What changes: regex substitutions strip banned patterns (“As an AI”, “In conclusion”, “Let’s dive in”, etc.), then sentence variety/voice checks try to reduce robotic rhythm.
Known struggle: this sentence-variety logic likely contributes to the broken “X, and Y. Z, and …” connective damage in bad Kenro runs.
What changes: if human feedback is enabled, the terminal asks for a review signal before continuing. This was the original justification for some editor-note plumbing.
What changes: if enabled, compares article to voice samples and can harmonize style. Currently usually off in production runs.
Input: full article plus agent contributions, persona profile, human context, voice context.
Actual prompt excerpt:
“You are reading a content article after iteration X of development.
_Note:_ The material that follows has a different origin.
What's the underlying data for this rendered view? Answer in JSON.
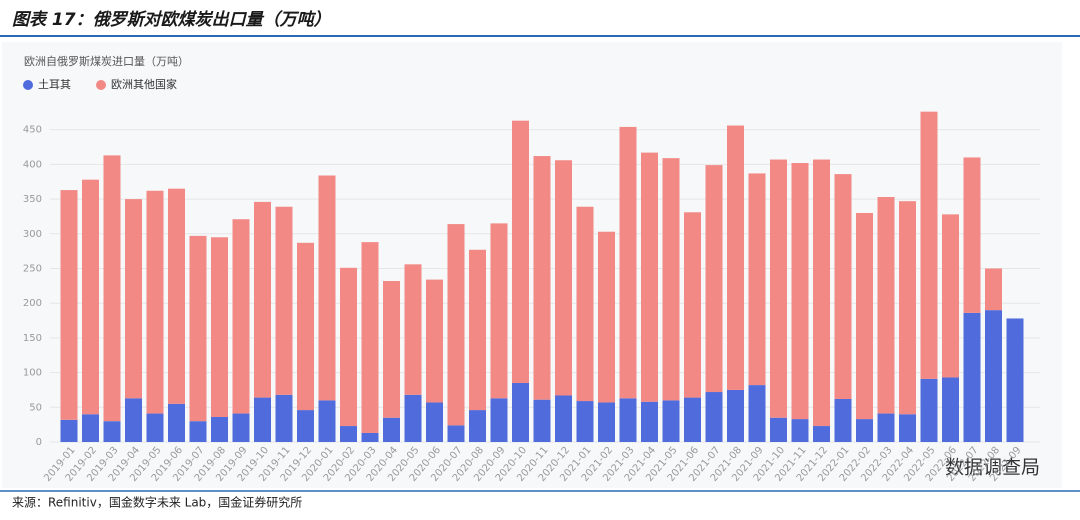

Your job is to react in-character as this persona (first-person voice). This is not a generic rubric… Tell us what you felt as you read: where you leaned in, where you zoned out, where you rolled your eyes… Return JSON with overall_score, detailed_scores, reaction, strengths, weaknesses, recommendation.”
Output requirement: persona-by-persona JSON evaluations, aggregated into overall score, gate score, trend analysis, and per-agent feedback history.
What changes: rolls up scores, improvement trend, cumulative averages, and narrative metrics. Phase 3 currently passes if quality passes and audience score is at least 20. This is one reason internal final scores can look over-optimistic.
What changes: scores the article against 100+ slop rules and remnant patterns. It can run in audit mode, clean mode, and JSON mode.
Rules summary: LLM Tell, Corporate, Filler, AI Phrase, Overwrought, Remnant. Hard-fail on any pipeline leakage. Also checks duplicate H1, target drift, and trailing scaffolding.
Important current state: this exists, but is not yet fully baked into the pipeline loop. It is a backstop, not the primary gate.
final_score: 100, which is not trustworthy as a real editorial signal.This is the condensed factory map. It is intentionally prose-first, but every step above is grounded in the current repo prompts and orchestration code.